Para entender onde e como gostaríamos de viver, devemos começar a pensar em que tipo de casa moramos hoje. Não o tipo no conceito arquitetônico, mas sim no formato cultural.

Cultura. Cultura? Cultura! Apesar de uma simples palavra sua definição pode levar a diversos entendimentos. O hábito de um povo pode ser demonstrado em como ele aproveita a cidade onde vive. Muitos fatores contribuem para isso, como a arte, costumes, leis e crenças. Mas muito se dá pela educação.

O “ser sustentável” não é algo novo, mas ultimamente tomou uma dimensão muito grande à medida que vemos nosso planeta pedir ajuda. Desde muito tempo atrás em diversos países, as pessoas vêm tentando melhorar e otimizar o consumo de bens e materiais. Ninguém quer esbanjar energia, pois sabe que depois pagará por ela. Porém nos últimos anos os acontecimentos como catástrofes naturais ou aquecimento global nos mostraram que a sustentabilidade deve estar cada vez mais em destaque.

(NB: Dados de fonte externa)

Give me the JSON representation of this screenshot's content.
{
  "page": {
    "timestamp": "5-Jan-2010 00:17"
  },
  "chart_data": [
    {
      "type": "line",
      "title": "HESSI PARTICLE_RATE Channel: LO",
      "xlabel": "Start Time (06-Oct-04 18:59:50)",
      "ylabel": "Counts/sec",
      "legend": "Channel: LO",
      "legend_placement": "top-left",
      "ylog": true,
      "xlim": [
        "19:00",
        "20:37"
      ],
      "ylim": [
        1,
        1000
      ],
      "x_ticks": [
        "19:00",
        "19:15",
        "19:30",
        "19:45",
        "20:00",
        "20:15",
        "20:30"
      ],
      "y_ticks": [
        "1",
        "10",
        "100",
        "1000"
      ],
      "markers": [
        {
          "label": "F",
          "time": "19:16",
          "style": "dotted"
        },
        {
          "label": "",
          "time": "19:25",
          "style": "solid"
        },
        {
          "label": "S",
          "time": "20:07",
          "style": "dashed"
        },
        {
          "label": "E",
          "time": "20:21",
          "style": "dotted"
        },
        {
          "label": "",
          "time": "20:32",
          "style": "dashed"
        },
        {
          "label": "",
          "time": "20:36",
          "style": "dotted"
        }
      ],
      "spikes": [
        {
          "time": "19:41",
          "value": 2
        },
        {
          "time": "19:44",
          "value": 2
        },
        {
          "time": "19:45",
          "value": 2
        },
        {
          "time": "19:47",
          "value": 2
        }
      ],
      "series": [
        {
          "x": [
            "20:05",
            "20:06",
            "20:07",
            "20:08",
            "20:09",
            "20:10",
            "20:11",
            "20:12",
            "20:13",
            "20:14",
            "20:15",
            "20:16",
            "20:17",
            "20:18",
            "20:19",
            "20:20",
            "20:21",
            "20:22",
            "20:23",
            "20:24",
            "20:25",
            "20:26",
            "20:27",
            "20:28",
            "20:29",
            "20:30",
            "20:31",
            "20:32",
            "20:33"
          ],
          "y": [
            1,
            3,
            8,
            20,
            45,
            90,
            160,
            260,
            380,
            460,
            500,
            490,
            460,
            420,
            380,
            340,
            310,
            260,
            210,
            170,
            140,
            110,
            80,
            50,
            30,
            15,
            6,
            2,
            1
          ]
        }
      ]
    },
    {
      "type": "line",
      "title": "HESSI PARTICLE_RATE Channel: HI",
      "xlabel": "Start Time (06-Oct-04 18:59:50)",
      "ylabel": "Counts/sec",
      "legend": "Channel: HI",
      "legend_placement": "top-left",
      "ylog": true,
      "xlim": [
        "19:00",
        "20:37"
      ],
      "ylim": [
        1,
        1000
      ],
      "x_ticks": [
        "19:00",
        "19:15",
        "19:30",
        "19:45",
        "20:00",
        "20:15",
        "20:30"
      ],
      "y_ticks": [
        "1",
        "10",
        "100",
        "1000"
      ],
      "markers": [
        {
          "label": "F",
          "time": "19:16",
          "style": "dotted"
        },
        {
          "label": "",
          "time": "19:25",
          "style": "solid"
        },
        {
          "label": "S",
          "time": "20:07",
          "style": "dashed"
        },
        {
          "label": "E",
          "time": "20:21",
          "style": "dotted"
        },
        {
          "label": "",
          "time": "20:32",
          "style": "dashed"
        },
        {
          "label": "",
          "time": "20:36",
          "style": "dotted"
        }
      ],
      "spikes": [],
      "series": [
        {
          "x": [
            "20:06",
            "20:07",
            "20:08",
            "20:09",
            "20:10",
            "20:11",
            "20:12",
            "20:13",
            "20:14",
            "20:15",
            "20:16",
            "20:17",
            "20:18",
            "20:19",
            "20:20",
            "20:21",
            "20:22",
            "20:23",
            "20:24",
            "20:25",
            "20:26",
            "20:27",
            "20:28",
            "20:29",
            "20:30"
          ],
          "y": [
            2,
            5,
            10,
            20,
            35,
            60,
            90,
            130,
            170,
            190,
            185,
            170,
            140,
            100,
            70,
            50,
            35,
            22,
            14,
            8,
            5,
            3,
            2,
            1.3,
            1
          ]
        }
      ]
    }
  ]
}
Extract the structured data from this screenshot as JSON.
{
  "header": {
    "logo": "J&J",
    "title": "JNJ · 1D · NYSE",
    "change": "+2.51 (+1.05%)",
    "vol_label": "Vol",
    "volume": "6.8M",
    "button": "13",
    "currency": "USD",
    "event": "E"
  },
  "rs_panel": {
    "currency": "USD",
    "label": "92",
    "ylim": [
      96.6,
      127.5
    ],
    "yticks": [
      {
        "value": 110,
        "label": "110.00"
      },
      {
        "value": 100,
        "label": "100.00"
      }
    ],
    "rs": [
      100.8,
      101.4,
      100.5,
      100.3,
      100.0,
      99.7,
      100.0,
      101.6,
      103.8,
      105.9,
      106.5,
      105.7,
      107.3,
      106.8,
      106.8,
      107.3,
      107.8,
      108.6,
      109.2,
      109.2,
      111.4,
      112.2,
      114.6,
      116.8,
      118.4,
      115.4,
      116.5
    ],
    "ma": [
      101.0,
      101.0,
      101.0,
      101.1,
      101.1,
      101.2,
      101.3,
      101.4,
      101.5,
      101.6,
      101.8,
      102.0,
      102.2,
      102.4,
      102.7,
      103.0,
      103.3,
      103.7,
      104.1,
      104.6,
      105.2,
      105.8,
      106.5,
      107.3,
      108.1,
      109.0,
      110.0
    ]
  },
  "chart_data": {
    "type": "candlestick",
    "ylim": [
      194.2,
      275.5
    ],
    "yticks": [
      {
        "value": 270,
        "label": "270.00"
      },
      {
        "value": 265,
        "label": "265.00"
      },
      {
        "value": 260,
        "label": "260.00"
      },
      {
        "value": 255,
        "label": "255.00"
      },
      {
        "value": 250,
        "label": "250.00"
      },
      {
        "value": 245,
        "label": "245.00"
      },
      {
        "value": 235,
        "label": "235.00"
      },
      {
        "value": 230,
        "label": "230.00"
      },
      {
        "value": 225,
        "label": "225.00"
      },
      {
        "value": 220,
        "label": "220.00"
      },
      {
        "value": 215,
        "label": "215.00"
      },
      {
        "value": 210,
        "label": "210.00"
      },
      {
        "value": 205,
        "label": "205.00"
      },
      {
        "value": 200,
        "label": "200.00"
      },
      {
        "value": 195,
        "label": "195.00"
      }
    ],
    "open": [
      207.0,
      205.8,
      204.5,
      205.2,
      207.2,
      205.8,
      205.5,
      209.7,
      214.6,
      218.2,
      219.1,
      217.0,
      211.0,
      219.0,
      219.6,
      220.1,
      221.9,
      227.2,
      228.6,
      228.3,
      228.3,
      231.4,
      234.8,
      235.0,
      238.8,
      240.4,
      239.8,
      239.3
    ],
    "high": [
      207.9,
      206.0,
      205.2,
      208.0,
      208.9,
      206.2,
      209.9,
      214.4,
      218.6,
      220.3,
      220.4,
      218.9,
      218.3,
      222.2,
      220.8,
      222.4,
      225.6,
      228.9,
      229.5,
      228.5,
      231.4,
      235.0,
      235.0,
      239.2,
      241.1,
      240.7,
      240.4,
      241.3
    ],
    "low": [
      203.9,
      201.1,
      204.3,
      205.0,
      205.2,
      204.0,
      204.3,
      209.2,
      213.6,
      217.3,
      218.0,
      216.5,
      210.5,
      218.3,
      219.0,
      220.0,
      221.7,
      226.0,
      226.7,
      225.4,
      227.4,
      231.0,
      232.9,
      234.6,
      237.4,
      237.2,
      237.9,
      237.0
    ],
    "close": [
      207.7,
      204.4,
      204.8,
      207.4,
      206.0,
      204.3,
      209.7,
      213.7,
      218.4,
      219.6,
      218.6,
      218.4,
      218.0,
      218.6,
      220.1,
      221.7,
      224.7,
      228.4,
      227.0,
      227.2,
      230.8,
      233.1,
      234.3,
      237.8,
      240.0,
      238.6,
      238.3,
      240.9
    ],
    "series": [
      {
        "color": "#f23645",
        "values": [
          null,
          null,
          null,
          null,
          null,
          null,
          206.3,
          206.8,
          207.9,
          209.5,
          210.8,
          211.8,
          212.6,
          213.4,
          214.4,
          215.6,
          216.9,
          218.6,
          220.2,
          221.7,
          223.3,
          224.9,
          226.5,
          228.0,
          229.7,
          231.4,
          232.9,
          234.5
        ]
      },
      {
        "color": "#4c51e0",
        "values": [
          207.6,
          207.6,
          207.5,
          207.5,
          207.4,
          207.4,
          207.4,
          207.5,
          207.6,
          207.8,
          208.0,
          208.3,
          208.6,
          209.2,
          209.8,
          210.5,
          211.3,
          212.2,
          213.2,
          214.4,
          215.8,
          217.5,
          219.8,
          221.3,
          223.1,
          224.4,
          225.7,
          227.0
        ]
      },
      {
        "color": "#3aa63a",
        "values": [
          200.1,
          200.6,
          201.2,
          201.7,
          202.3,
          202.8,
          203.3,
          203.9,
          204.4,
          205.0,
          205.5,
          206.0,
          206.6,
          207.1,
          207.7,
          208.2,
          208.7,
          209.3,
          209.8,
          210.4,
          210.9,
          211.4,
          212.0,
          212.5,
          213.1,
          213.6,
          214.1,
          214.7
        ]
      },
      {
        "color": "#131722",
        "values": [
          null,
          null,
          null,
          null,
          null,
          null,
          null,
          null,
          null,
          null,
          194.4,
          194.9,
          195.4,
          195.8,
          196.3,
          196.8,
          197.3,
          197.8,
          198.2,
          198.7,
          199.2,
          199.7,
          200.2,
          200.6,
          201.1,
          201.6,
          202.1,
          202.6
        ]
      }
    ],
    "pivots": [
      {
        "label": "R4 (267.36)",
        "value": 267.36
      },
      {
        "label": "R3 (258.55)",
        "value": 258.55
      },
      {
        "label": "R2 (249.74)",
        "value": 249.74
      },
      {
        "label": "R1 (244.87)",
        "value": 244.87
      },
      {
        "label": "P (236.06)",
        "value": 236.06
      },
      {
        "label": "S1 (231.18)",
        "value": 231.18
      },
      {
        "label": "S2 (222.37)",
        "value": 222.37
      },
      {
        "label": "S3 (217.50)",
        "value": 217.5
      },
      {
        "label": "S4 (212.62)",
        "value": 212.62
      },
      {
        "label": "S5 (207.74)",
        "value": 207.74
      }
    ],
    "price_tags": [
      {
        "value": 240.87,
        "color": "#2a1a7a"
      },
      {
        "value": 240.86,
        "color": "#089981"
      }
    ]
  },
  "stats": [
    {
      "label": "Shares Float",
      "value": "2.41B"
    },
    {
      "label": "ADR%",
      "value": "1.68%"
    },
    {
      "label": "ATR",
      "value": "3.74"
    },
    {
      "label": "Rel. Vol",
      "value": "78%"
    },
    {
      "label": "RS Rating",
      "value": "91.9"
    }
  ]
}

Mas ao invés de pensar em querer mudar o mundo, primeiro podemos mudar pequenas ações do cotidiano que melhorarão imensamente a vida nas nossas cidades, aqui e agora. Não é difícil ainda hoje ver pessoas jogando lixo por aí. O simples ato de jogar lixo no chão indica um hábito. Com a desculpa de que existe alguém para limpar as ruas ou que “tiraria o emprego de garis”, muitas pessoas nem se incomodam de jogar um papel de bala, uma bituca de cigarro ou qualquer coisa no chão.

4 trilhões e meio de bitucas abandonadas no mundo por ano.
4 trilhões e meio de bitucas abandonadas no mundo por ano.

Fato interessante é que, se trouxermos isso para dentro de nossas casas, não podemos usar a mesma desculpa. Se você tem uma empregada ou diarista na sua residência, poderia jogar lixo no chão, pois tem alguém que limpará depois? Simplesmente ter que arranjar uma desculpa para fazer algo já demonstra que o fato não é muito saudável.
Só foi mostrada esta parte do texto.